Mais les uns et les autres se considèrent comme des consommateurs d’éducation, des propriétaires de leur progéniture qui décident souverainement de ce qu’il faut en faire – bien qu’ils se laissent tyranniser par elle à domicile, et n’imaginent même pas que la société ait quelque chose à exiger de la part de leurs enfants.
Pourtant la famille nucléaire est en même temps violemment attaquée de divers cotés, et on répand le soupçon qu’elle cacherait de vilains secrets, et qu'elle serait encore un autre enfer pour les enfants dès que celui de la salle de classe se termine. Quant à ceux-ci on en est revenu il semble au mythe de l’innocence originelle - qui dit innocence dit culpabilité quelque part aussi.
L’urbanisme et l’aménagement du territoire rend de moins en moins facile de les envoyer « jouer dehors », et plus encore la paranoïa exponentielle des parents, qui avant de se plaindre du temps passé sur les téléphones portables les ont imposés à leurs enfants pour leur mettre un fil à la patte.
Remarquablement, les « grands ensembles » d’habitat collectif si décriés aujourd’hui prévoyaient explicitement des larges espaces de jeu en plein air qui sont aujourd’hui à l’abandon et comme les garages infestés par les dealers et les traîne-savates mais qui n’étaient pas voués à ce triste destin.

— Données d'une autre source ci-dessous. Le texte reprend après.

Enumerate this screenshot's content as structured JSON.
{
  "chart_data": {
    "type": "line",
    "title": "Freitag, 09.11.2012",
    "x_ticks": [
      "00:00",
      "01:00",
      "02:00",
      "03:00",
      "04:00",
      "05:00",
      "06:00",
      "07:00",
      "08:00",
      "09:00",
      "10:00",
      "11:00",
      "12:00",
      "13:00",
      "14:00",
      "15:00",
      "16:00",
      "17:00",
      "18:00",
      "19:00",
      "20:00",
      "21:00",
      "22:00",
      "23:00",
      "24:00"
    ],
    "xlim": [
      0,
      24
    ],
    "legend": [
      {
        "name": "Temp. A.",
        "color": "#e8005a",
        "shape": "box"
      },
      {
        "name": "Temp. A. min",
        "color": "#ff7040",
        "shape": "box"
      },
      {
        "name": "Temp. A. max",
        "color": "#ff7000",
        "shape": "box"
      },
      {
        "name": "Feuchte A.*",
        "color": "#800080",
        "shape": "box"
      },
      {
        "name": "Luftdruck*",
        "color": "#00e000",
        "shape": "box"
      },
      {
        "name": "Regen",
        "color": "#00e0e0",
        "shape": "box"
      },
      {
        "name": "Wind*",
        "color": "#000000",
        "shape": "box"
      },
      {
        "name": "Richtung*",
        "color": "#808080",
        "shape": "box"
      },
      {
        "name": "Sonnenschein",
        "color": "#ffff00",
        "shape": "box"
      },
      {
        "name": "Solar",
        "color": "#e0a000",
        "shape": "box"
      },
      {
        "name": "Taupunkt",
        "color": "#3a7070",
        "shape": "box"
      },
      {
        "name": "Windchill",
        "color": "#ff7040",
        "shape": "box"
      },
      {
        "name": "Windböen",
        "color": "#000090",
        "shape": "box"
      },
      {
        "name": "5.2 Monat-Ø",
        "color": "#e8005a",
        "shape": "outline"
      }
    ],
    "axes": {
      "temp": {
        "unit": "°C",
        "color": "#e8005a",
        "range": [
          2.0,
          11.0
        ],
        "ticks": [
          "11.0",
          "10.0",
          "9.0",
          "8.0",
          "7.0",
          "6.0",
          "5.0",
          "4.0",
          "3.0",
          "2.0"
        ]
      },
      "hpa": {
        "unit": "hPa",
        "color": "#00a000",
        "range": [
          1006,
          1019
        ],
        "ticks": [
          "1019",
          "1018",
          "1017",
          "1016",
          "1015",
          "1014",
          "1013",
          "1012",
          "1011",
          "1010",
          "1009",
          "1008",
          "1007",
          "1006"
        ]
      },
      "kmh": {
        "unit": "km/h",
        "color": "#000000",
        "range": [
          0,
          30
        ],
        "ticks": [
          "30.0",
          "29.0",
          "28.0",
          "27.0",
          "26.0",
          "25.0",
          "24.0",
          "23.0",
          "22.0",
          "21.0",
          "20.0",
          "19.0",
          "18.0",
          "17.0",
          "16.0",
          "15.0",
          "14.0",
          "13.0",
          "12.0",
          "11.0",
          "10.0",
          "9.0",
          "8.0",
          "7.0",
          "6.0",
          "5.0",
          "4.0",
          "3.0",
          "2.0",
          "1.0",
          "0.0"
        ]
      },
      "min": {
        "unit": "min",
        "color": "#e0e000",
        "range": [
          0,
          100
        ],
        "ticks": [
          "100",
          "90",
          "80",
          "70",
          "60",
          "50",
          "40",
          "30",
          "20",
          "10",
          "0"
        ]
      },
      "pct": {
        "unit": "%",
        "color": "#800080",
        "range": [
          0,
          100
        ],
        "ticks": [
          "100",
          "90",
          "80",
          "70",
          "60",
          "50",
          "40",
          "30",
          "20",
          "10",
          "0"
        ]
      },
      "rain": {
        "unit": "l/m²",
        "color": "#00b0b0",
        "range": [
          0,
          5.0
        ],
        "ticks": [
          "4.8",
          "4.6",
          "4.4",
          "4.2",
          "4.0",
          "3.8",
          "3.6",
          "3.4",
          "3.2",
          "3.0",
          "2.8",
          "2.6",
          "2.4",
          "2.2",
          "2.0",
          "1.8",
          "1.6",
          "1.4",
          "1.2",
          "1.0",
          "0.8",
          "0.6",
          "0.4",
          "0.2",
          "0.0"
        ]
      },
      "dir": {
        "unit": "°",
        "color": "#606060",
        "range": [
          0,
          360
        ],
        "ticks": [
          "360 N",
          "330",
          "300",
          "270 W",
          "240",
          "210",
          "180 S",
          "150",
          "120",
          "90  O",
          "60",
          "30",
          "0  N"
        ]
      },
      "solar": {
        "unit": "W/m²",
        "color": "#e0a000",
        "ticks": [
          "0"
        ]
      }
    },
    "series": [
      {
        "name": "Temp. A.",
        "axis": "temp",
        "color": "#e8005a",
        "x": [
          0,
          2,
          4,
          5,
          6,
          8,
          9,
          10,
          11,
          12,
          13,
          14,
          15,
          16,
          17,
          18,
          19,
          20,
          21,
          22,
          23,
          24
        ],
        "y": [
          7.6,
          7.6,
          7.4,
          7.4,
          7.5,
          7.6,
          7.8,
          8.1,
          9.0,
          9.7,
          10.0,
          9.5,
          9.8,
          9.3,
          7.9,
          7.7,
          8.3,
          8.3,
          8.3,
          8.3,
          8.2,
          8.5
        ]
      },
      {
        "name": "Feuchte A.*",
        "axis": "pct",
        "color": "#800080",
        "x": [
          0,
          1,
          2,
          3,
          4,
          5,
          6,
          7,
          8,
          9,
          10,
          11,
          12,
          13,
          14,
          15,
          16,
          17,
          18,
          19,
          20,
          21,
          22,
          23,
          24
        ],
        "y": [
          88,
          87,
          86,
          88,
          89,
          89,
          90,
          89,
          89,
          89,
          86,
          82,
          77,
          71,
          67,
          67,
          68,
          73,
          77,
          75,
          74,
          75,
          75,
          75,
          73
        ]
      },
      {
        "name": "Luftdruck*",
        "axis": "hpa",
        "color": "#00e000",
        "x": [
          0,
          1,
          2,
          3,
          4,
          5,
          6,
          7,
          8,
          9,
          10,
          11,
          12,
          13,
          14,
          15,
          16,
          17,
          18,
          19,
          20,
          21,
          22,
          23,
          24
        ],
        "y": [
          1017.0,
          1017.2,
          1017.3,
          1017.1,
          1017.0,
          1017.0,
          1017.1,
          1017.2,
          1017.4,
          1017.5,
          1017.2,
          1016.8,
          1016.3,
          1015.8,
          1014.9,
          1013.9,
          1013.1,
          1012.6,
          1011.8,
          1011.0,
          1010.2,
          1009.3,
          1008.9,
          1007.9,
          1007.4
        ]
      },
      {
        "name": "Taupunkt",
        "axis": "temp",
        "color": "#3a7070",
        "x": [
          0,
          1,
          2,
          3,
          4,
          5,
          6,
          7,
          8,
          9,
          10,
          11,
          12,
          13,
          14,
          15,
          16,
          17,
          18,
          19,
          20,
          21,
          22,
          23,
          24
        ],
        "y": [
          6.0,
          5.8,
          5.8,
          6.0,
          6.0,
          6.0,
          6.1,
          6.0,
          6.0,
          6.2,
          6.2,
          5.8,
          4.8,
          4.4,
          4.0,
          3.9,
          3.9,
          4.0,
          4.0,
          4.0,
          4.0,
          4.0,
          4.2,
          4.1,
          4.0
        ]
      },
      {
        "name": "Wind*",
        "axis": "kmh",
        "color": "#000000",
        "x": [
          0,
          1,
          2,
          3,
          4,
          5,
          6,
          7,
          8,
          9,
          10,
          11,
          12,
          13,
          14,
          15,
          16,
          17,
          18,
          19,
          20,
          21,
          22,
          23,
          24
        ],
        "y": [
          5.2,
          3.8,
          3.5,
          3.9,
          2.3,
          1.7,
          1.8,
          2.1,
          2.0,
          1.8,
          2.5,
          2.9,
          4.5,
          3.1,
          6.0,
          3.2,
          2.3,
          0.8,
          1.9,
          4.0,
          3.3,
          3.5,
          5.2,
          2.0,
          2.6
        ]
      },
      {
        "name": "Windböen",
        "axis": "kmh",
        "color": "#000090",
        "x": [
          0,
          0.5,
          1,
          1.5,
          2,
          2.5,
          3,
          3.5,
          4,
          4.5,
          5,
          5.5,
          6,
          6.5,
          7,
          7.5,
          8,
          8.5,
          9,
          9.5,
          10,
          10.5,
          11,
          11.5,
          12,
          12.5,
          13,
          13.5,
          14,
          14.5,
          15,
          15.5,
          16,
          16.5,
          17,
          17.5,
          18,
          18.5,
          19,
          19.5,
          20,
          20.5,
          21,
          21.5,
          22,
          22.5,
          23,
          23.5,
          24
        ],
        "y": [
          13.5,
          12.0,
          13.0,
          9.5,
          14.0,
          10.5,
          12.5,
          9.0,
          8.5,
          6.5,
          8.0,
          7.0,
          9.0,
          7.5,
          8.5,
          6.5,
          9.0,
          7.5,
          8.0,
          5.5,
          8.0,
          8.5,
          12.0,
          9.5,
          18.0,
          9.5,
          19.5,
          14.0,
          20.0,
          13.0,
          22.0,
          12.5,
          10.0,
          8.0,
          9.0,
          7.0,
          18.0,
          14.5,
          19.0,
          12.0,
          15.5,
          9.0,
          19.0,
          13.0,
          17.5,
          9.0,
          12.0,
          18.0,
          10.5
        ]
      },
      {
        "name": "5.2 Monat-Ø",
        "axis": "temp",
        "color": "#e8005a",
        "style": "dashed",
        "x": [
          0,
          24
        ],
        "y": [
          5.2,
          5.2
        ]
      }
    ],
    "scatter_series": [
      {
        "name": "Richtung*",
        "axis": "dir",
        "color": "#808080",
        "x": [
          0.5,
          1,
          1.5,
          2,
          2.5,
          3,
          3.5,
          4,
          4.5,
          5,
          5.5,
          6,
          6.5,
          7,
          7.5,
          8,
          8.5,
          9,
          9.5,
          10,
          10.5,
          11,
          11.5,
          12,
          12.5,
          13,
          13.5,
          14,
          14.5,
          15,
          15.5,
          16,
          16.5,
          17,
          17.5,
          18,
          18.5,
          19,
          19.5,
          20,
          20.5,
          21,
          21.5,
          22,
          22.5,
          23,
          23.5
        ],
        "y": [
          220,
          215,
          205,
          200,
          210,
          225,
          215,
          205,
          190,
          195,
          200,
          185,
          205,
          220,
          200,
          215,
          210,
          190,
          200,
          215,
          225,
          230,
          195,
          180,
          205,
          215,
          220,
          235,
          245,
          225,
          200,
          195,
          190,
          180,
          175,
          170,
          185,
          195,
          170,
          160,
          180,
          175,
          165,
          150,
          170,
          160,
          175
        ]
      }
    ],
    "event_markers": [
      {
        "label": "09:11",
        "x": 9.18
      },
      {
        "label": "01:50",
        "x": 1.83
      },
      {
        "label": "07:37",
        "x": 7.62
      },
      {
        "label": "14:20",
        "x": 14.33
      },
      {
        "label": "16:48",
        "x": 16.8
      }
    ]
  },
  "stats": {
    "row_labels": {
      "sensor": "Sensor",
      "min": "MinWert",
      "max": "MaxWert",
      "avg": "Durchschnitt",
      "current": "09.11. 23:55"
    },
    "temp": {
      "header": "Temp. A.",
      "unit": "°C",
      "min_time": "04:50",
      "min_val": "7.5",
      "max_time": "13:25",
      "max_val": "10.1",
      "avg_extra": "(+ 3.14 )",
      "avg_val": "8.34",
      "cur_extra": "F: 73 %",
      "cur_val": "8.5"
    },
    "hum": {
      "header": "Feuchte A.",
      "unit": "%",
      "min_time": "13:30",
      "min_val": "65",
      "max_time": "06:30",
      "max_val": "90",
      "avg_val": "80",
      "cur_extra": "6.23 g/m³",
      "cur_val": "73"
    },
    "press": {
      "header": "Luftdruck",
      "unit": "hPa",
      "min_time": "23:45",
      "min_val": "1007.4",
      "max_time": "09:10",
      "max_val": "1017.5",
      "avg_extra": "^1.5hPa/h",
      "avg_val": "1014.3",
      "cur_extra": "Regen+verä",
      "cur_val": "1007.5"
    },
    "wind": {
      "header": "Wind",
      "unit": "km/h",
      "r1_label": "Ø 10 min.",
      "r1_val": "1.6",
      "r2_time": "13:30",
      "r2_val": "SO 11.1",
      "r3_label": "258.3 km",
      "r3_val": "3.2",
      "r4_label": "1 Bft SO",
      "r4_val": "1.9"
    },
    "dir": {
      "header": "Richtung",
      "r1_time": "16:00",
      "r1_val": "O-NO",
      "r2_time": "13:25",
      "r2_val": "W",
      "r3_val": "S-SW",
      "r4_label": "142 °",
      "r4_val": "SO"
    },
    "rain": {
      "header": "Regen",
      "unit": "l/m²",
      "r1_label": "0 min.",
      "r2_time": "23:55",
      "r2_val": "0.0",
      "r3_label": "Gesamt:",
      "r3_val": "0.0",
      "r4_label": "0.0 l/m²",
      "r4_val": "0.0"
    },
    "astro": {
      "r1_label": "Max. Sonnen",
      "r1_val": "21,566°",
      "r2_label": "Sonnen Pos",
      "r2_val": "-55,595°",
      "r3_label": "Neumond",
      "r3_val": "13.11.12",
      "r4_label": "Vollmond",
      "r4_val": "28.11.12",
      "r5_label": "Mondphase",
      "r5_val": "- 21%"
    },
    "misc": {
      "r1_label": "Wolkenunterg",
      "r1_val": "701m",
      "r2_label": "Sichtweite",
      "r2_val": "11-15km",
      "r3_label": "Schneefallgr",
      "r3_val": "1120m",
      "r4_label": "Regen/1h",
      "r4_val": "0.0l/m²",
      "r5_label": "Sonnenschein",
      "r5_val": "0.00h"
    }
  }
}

Or l’éducation, son principal rôle n’est pas de satisfaire à une « demande » éducative, mais de transférer d’une génération à l’autre la culture, le savoir et les compétences accumulées, et aussi de créer de toute pièce le sentiment d’appartenance collective à la société - l’école est sans doute le dernier collectif concret qui existe. Et non plus de satisfaire les désirs des enfants qui à tout prendre préféreraient effectivement aller jouer dehors qu’ingurgiter des connaissances abstraites, et qui en tant que futurs adultes se rêvent dans des carrières brillantes de parasites célèbres, du footballer à la top model.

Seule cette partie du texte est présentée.